Jordan closes Aaron's Tomb after Jews seen praying at site

Original source

The Jerusalem Post

Aaron's Tomb in Jordan was closed by the nation's Ministry of Awqaf Islamic Affairs and Antiquities on Thursday after the "illegal entry" of Jews to the site without knowledge of the ministry, according to Arab media.

The decision to close the site was made after Israeli tourists were filmed performing "Jewish rituals" at the site, according to the Turkish Anadolu Agency. It was also decided that all visitors would have to obtain approval from the Awqaf in the Ma'an Governorate before entering.

A video circulated on local news websites purportedly showed about 500 Israeli tourists performing rituals in the area.

The site, located on a mountain in the area of Petra, is believed to be the grave of the biblical High Priest Aaron, brother of Moses.

Thursday night began the first day of the Hebrew month of Av, which is also the anniversary of Aaron's death.

In an interview with Ynet, tour guide Roni Ayalon, who was with the group of tourists, described being subjected to humiliating treatment by Jordanian authorities.

"They just stripped down all of us," he said. "They took off the women's head scarves. All the boys' yarmulkes were taken off. They took off everyone's shirts to see if they had tzitzit (religious fringes) under their clothes and took [the tzitzit] off them. They confiscated any religious symbols they found on us."

"If there was this kind of humiliation of an Arab on our side who wanted to enter Jerusalem and they would dare to tell him to take off his shirt or confiscate his Koran, there would be a world war," Ayalon said. "All the Arabs would jump up. But they can do whatever they want to us."

At the Temple Mount in Jerusalem, where the Aqsa Mosque and the Dome of the Rock are located, visits by religious Jews are monitored by Wakf guards and Israeli police – and all Jewish prayer, including silent prayer, is forbidden, according to the Jerusalem Center for Public Affairs. The Wakf, an arm of the Jordanian Ministry of Sacred Properties, administers the site. No sacred Jewish objects, such as prayer books or prayer shawls, may be brought onto the mount, according to tourism website Tourist Israel.
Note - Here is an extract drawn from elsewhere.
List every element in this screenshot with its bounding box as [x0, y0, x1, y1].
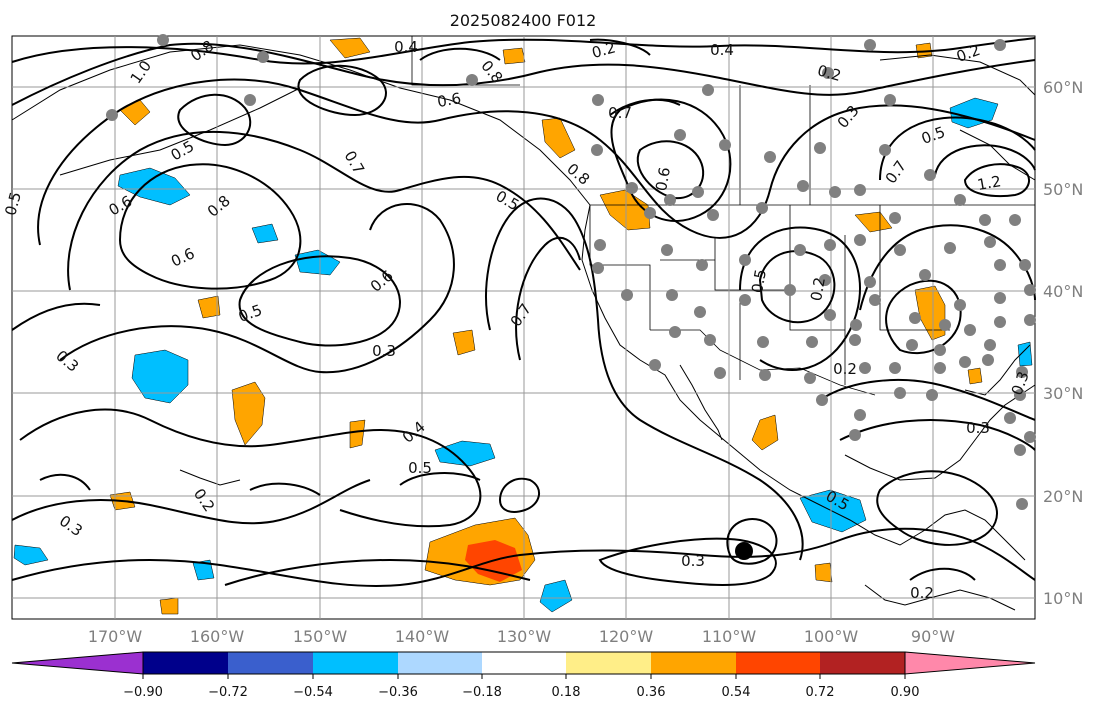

"None of us came to make a mess," claimed the tour guide.

"There was one boy who had a bar mitzvah and at Aaron's Tomb we made a little celebration for him. When the policeman saw that we were singing, he quieted us and said that it's forbidden for us to sing."

Purported photos of Jewish tourists at the site which circulated through Jordanian media showed them praying with a Torah scroll.

"I don't know who read from a Torah scroll," said Ayalon, according to Ynet. "Our groups acted according to the book. We tried to act in a subdued manner and without opposition, but the behavior [of the authorities] was awful."

According to Ayalon, the group was forbidden from praying while traveling in Jordan, even in their hotel room.

The Awqaf ministry strongly condemned the entry of the tourists, adding that an investigation will be opened to find out what happened and who was responsible for allowing them into the site, according to the official Jordan News Agency.

Former Jordanian tourism minister Maha al-Khatib stated that the Israeli ambassador in Jordan filed a complaint against measures taken to limit the actions of Israeli tourists, including the requirement for a guide during tours and a prohibition against wearing religious clothing, according to Al Mayadeen. Khatib also accused tourists of attempting to smuggle in religious clothing.

The former tourism minister also accused Israeli tourists, whom she called "the most miserable tourists who make trouble," of attempting to bury items at various sites in Jordan to "confirm" their claims of their history in the area.

"There is a Zionist scheme to claim ownership of any part of our Arab homeland, especially in archaeological sites," said Khatib.

"They want to convince the world that any place they went through even for two nights in the old days is their right, but we are not allowed to mention the history of our existence," said Khatib, according to the Shebab News Agency.